如何在Java中捕获异常？ [英] How to catch an exception in Java?

问题描述

如何在Java中捕获异常？我有一个程序可以接受整数值的用户输入。现在如果用户输入无效值，它会抛出一个 java.lang.NumberFormatException 。如何捕获该异常？

How to catch an exception in Java? I have a program that accepts user input which is of integer value. Now if the user enters an invalid value, it throws a java.lang.NumberFormatException. How do I catch that exception?
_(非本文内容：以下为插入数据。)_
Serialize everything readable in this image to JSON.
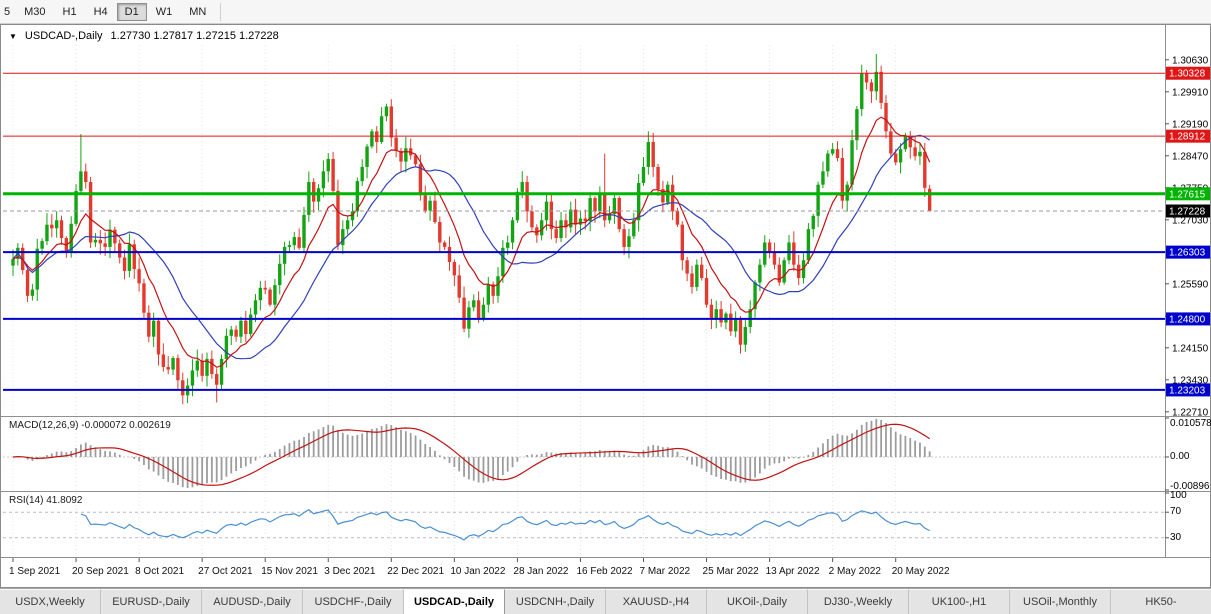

    public void actionPerformed(ActionEvent e) {
        String str;
        int no;
        if (e.getSource() == bb) {
            str = JOptionPane.showInputDialog("Enter quantity");
            no = Integer.parseInt(str);
 ...

推荐答案

try {
   int userValue = Integer.parseInt(aString);
} catch (NumberFormatException e) {
   //there you go
}

，特别是在您的代码中：

and specifically in your code:

public void actionPerformed(ActionEvent e) {
    String str;
    int no;
    //------------------------------------
    try {
       //lots of ifs here
    } catch (NumberFormatException e) {
        //do something with the exception you caught
    }

    if (e.getSource() == finish) {
        if (message.getText().equals("")) {
            JOptionPane.showMessageDialog(null, "Please Enter the Input First");
        } else {
            leftButtons();

        }
    }
    //rest of your code
}

这篇关于如何在Java中捕获异常？的文章就介绍到这了，希望我们推荐的答案对大家有所帮助，也希望大家多多支持IT屋！